Heureusement, le rugby n’en est pas encore là; mais penser à soi avant de penser au groupe, la tentation est de plus en plus là. Pour être le manager d’une telle colonie d’ego et faire le ménage correctement quand cela est nécessaire, il faut avoir une sacrée poigne, une aura incontestable et désirer vraiment être à un tel poste.

Or Marc Lièvremont n’a jamais été candidat à la fonction qu’il occupe aujourd’hui. Sa nomination en 2007, afin de remplacer Bernard Laporte parti dans une certaine odeur de soufre, avait laissé pantois de nombreux observateurs. Le CV de Lièvremont, ancien entraîneur de Dax et de l’équipe de France des moins de 21 ans, n’avait pas convaincu grand monde à part Bernard Lapasset, alors président de la Fédération française de rugby, et Jean-Claude Skrela, le directeur technique national, qui l’avaient choisi.

Essoré

La Ligue nationale de rugby, emmenée par son chef de l’époque, Serge Blanco, avait même voté contre cette nomination ou plutôt contre la méthode –celle d’une désignation en force par la DTN. A l’époque, beaucoup (le milieu) lui auraient préféré Philippe Saint-André qui lui succèdera d’ailleurs à l’issue de cette coupe du monde.

Nombre de ses détracteurs pensent que si Marc Lièvremont craque ainsi publiquement depuis quelques mois, notamment depuis un Italie-France qui vaut bien ce Tonga-France, c’est parce qu’il n’avait rien à faire à ce poste. «On ne devient pas un grand entraîneur en quatre ans», avait pesté Guy Novès, l’entraîneur de Toulouse.

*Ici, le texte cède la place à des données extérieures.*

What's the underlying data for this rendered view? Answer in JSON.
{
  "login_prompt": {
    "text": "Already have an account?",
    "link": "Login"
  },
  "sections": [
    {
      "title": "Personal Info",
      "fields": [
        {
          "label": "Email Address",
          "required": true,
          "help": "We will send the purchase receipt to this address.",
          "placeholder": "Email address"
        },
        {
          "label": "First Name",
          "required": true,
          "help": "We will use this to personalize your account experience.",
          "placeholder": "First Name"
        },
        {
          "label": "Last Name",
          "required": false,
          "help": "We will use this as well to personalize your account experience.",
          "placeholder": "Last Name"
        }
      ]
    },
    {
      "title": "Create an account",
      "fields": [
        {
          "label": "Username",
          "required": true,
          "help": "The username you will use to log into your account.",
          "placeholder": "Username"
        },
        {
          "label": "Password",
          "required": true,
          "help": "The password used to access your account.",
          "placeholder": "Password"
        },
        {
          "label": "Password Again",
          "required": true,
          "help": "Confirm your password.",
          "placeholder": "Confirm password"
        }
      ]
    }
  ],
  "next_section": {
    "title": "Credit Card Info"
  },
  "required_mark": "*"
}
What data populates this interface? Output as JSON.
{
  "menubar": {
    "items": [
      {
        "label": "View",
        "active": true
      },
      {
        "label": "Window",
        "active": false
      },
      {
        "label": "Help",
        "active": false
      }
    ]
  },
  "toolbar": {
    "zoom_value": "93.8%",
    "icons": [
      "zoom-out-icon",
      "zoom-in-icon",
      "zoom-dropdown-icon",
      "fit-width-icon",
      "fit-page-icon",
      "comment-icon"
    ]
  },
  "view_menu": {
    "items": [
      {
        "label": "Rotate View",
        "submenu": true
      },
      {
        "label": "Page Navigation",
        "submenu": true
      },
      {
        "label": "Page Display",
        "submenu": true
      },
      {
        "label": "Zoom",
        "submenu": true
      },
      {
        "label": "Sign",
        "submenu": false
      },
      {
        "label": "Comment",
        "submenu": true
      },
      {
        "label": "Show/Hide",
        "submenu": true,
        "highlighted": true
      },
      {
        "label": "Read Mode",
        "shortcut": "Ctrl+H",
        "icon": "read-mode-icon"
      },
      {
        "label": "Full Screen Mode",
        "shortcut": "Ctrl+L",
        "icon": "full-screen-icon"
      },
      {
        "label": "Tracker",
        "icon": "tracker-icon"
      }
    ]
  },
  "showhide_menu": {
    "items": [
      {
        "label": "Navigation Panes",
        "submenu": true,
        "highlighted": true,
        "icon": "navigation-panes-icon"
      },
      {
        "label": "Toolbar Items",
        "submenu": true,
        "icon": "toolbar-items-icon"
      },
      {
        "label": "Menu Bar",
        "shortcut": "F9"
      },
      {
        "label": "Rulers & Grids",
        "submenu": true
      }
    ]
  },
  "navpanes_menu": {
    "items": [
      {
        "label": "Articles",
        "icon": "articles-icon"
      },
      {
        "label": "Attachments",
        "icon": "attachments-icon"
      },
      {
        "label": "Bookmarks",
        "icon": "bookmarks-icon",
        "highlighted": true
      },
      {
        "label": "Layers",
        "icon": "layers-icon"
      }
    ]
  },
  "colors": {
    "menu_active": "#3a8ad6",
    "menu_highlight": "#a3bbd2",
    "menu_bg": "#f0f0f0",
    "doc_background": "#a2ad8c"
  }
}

Procès en légitimité également relayé par les médias, d’où ses relations compliquées avec eux. Marc Lièvremont finira cette coupe du monde essoré qu’il la perde (sûrement) ou qu’il la gagne (miraculeusement). Mais d’une certaine manière, au moins pour ceux qui suivent le rugby de plus loin, il aura gagné une forme de respect parce qu’il aura été (trop) authentique. Son émotion et sa colère n’étaient pas feintes ou «surjouées». Au moins là, il était dans le vrai. Nous étions très loin de la comédie de Knysna.